Donc bon. On compresse tout parce qu’on n’a pas le temps et qu’on veut tout connaître (i), et on commente parfois plus qu’on ne consomme les oeuvres elles-mêmes (ii). Alors de deux choses l’une : soit on fait plaisir aux réac’ et on se dit que tout fout le camp, et que, quand même, une société où on se tape Guerre et Paix d’une traite ou 2001, L’Odyssée de l’espace en une soirée, c’est quand même vachement mieux, soit on on essaye de vivre avec son temps, et on se dit que si ces outils et ces algorithmes ont autant influencé nos pratiques au point de rejaillir sur le mode de création des contenus eux-mêmes, c’est peut-être aussi parce qu’on y a consenti. On serait ainsi passés de la démocratisation de la culture aux débuts d’Internet, à la culture de la démocratisation : faire des contenus que les gens aiment et qui collent à leur lifestyle. 

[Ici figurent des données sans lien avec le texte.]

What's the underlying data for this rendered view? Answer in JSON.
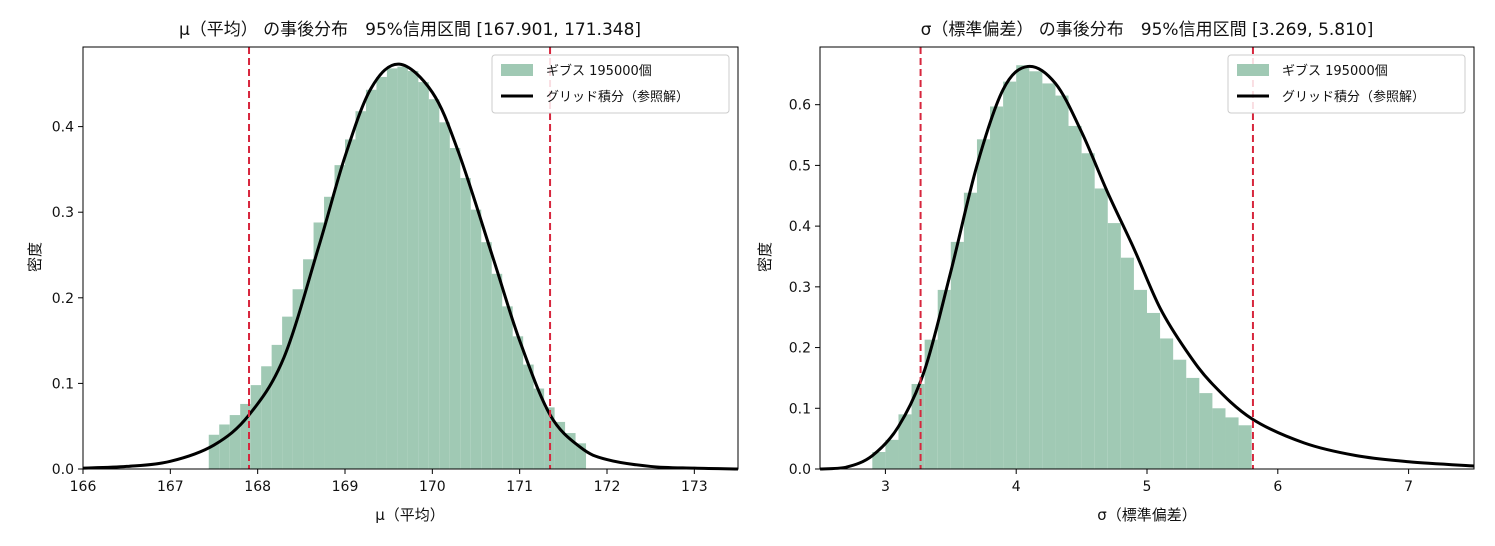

D’accord. Mais c’est peut-être là que ça coince : où est la surprise, dans tout ça ? Où est la découverte, la perle, l’étrangeté, celle qui ne respecterait pas le format imposé, ni les codes conseillés ? Les génies peuvent-ils encore émerger dans un monde aussi formaté que celui des plateformes et des applications ? Oui, sans doute. Mais ils se feront peut-être noyer au fond des algorithmes avant d’avoir pu dire ce qu’ils avaient à dire au monde.